Insolvency Bill Passed!

Well done to our local TD Mr. James Browne on passing an Insolvency Bill which will help in many areas of the Insolvency Process.

Delighted my Insolvency Bill was passed this evening and will now go to the President for signing.
Perhaps the most important change made by the Bill relates to insolvent homeowners who are struggling to pay their home mortgage arrears. The Personal Insolvency (Amendment) Act 2015 introduced a key protection for these borrowers. It allowed them a right to seek review by a court, if their mortgage lender, or other creditors, refuse a reasonable proposal for a personal insolvency arrangement.

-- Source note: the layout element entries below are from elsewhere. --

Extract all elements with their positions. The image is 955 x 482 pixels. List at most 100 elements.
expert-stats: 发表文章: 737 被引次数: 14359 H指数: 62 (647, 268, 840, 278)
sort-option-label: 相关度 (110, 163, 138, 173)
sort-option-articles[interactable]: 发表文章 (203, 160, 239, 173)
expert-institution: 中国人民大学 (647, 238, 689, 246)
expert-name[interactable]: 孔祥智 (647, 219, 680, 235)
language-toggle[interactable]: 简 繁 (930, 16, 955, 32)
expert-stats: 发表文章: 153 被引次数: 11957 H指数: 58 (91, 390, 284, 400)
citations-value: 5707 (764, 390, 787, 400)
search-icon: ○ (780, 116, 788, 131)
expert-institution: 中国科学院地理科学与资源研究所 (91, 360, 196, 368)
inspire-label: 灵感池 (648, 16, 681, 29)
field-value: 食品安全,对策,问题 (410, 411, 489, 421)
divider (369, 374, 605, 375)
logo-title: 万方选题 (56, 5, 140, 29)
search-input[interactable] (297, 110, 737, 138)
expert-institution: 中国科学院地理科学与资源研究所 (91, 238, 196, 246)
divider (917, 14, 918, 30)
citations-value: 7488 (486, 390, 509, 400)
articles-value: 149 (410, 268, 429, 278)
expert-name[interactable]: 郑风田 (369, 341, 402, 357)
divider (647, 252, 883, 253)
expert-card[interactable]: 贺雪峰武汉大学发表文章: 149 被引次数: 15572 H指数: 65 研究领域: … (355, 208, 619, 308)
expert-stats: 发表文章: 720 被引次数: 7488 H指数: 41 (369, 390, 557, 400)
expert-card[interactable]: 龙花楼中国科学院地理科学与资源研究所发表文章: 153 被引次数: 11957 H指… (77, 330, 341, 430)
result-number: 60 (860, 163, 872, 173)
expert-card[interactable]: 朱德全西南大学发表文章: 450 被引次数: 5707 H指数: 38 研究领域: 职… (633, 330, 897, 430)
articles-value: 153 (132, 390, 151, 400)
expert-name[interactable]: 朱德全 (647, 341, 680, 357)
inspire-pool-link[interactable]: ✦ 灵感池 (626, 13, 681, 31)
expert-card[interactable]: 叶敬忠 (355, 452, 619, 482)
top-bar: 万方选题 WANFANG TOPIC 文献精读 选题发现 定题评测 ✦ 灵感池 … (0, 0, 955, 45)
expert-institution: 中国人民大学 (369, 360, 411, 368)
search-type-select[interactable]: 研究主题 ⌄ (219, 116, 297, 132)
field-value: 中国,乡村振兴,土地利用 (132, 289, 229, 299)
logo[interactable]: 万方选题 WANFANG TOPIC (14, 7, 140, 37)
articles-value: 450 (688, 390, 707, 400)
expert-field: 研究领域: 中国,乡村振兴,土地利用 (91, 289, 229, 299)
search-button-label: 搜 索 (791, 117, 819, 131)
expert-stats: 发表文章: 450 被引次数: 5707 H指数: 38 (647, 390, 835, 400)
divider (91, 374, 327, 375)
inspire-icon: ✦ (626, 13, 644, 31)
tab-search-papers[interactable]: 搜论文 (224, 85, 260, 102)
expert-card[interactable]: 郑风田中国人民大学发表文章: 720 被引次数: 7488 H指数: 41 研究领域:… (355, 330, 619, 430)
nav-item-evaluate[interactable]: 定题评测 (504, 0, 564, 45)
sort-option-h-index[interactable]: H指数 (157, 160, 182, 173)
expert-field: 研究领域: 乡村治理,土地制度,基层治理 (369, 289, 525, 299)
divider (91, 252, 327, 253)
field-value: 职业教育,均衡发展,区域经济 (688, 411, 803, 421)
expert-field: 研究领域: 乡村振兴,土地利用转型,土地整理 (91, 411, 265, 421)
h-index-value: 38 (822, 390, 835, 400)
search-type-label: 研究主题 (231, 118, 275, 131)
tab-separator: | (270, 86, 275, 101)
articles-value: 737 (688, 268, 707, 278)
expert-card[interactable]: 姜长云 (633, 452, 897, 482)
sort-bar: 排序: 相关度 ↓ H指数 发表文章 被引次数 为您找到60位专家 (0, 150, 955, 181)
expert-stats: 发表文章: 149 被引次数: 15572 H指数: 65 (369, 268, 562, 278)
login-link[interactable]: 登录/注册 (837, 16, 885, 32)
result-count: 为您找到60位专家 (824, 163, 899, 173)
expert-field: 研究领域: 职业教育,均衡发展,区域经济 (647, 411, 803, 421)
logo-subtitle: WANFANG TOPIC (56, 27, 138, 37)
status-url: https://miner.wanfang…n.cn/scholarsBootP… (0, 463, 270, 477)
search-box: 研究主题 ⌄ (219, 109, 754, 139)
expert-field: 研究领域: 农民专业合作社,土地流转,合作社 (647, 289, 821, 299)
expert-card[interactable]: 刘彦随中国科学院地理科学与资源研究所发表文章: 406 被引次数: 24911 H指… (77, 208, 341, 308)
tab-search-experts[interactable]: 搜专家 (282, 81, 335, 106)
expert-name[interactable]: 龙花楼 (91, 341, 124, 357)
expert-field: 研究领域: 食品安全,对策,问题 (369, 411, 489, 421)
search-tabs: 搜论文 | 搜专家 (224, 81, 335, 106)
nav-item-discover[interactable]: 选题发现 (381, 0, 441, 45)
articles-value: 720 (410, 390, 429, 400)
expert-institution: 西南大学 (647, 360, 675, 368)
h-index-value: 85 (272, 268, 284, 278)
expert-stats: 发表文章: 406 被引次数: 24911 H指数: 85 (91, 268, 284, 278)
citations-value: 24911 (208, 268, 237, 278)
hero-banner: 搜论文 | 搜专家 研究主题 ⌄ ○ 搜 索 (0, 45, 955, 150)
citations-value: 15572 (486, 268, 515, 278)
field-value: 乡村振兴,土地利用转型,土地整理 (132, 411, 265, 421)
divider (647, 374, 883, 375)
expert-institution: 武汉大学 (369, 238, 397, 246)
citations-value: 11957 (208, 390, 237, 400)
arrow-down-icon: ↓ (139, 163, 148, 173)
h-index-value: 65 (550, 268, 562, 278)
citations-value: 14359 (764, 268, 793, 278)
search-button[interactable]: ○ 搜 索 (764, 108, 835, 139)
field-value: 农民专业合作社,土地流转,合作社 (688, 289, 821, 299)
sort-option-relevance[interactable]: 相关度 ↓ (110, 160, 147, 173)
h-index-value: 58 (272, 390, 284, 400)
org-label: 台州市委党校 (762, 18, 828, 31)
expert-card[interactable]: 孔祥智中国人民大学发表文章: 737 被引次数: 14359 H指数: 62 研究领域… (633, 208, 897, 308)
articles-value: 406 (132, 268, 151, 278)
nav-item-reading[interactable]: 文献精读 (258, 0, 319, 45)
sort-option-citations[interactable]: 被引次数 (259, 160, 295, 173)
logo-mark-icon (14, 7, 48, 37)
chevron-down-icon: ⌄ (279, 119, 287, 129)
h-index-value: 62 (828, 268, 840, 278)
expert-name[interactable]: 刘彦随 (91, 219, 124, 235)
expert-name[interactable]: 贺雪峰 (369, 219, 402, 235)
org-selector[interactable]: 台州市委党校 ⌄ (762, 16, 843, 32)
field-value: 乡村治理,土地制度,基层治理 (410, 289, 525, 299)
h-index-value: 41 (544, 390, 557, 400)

However, this protection currently only applies to home mortgage arrears dating from before 1 January 2015. So a person at risk of losing their home, whose financial difficulties first arose from the COVID-19 pandemic, would be unable to apply for the court review. The Bill removes the condition that the borrower’s home mortgage arrears must pre-date 1 January 2015, in light of these changed economic circumstances.
The Bill also adjusts the asset ceiling for an insolvent person applying for a Debt Relief Notice – the statutory debt restructure designed for people with debts not exceeding €35,000, and very little income or assets. The ceiling for assets (including savings) is raised from €400 to €1,500. This will remove an obstacle that could otherwise affect recipients of some social welfare payments that are paid as lump sums, such as Fuel Allowance or Carer’s Support Grant.
The Bill makes a number of other practical changes to ensure that personal insolvency processes work better for those affected by the pandemic:
allowing a key advisory meeting between the insolvent person and their financial adviser to take place via remote communications technology, rather than face to face;
allowing a short extra extension of some key procedural deadlines; and
allowing the insolvent person to make a written Confirmation of Truth, which does not have to be formally sworn or witnessed, as an alternative to a statutory declaration (while retaining strict penalties for making any such statement that the person does not believe to be true.)